La descente dure trois jours en chaland et 5 jours en pirogue. Elodie Rothan

Une croisière sur le fleuve Tsiribihina : le guide pratique

La descente de la rivière peut s’effectuer soit à bord d’un chaland, soit à bord d’une pirogue. Chacune de ces embarcations a ses avantages et ses inconvénients : les pirogues évoluent au plus près de la nature, dans le seul bruit des pagaies, tandis que les chalands (embarcations à fond plat motorisées), sont plus confortables, mais plus bruyants. Dans les deux options, vous bivouaquerez en tente sur les rives sableuses de la rivière. 
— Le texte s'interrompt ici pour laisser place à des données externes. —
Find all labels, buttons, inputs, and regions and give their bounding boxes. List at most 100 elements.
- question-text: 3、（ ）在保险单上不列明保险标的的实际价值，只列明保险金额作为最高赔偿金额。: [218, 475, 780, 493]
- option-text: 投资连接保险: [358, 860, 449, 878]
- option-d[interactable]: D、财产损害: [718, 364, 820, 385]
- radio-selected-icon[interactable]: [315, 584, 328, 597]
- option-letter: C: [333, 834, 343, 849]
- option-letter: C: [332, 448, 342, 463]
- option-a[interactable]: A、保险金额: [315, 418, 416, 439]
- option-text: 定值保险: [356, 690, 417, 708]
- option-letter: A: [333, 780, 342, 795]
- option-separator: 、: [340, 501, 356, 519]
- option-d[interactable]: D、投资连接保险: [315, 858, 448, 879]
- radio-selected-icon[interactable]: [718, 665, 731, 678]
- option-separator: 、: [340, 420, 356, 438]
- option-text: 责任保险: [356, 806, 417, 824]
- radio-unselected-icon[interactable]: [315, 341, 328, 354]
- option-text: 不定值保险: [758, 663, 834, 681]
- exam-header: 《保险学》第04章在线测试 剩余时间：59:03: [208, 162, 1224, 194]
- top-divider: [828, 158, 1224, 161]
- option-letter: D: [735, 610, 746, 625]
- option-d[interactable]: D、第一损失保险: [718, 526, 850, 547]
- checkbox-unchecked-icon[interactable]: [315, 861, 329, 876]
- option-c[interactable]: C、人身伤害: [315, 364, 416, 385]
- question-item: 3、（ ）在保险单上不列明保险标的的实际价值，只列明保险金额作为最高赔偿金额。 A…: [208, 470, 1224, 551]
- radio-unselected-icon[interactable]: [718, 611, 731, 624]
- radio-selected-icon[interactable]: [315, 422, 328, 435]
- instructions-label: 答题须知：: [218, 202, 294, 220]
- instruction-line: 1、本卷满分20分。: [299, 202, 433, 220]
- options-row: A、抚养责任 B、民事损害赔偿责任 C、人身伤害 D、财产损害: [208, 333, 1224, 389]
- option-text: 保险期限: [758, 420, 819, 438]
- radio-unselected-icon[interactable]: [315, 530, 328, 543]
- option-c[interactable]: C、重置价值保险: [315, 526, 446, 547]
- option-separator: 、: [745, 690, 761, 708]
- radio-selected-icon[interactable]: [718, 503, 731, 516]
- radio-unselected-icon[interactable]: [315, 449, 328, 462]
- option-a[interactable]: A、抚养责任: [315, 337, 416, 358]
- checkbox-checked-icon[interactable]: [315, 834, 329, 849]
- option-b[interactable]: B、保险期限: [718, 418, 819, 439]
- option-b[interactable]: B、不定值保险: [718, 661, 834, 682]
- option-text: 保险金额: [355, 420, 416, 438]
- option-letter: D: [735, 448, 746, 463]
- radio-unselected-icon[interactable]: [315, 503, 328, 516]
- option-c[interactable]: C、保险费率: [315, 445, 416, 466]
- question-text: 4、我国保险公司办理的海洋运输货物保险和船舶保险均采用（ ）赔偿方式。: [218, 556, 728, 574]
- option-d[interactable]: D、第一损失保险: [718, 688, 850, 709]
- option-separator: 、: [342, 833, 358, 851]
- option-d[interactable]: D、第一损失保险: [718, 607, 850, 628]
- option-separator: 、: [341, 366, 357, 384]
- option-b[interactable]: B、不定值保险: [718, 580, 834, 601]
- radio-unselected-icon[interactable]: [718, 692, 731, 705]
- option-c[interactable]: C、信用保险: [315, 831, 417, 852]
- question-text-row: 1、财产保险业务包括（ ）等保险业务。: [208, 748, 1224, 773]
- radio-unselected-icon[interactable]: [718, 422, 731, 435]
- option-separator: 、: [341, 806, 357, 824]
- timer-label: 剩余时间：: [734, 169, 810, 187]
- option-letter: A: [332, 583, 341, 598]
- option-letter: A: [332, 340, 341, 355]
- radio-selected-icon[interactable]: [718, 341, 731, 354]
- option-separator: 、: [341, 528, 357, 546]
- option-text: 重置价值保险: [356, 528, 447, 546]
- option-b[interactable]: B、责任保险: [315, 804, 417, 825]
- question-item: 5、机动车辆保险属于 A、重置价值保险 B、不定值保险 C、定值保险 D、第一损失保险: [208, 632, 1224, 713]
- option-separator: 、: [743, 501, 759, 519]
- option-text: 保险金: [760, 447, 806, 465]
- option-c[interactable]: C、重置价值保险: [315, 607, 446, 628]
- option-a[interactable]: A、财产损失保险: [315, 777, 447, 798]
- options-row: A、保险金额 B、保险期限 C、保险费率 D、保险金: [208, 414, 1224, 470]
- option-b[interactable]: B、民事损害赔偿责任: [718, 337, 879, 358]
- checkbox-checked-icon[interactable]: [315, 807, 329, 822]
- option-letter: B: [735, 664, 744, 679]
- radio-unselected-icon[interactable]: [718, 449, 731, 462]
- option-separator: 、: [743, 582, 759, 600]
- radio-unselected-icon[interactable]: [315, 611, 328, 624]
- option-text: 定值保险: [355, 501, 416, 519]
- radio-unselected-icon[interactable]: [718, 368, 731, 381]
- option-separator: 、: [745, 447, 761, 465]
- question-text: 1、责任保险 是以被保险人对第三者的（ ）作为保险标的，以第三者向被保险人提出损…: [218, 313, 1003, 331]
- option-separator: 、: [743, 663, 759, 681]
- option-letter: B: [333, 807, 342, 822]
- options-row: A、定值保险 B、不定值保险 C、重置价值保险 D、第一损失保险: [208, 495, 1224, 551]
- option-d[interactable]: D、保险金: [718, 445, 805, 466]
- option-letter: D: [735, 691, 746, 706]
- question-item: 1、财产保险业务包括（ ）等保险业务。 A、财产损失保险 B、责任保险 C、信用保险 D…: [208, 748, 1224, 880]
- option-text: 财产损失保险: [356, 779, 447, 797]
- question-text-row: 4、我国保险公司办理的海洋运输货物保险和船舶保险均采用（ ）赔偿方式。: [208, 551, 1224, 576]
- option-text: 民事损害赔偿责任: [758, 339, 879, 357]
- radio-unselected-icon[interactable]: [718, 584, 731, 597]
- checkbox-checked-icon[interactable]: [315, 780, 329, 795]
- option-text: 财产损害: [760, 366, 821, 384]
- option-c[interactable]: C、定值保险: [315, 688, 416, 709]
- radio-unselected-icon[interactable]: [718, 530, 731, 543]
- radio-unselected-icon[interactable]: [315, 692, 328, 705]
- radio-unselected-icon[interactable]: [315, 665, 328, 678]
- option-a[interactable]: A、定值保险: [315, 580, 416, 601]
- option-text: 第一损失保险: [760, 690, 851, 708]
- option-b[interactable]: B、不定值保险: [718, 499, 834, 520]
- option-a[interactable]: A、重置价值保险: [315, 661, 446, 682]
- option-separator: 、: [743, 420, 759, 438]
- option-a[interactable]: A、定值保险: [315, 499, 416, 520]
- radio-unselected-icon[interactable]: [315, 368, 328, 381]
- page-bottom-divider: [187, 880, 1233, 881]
L’embarquement a lieu au matin, près de Miandrivazo : un 4x4 est nécessaire pour accéder à l’embarcadère. Le terminus est le village de Belo-sur-Tsiribihina. En général, la descente dure trois jours en chaland et 5 jours en pirogue – ce qui peut être ramené à trois jours en s’arrêtant 40 km avant, auquel cas un transfert en 4x4 aura été organisé en amont.

Des problèmes de sécurité ont autrefois entaché la réputation de la Tsiribihina, mais ils semblent résolus à l’heure où nous écrivons ces lignes (vous apercevrez peut-être des militaires armés qui sécurisent discrètement la zone). 

La majorité des tour-opérateurs de la capitale proposent des descentes de la Tsiribihina. Une association des guides piroguiers agréés a récemment été créée et vous devriez trouver leurs contacts affichés dans les hôtels de Miandrivazo. Vous pouvez contacter Nata Andrianaivosoa, de Mada Chaland, un guide fiable qui organise des circuits en chaland et en pirogue. Nous avons effectué ce reportage en rejoignant un groupe de Nomade Aventure.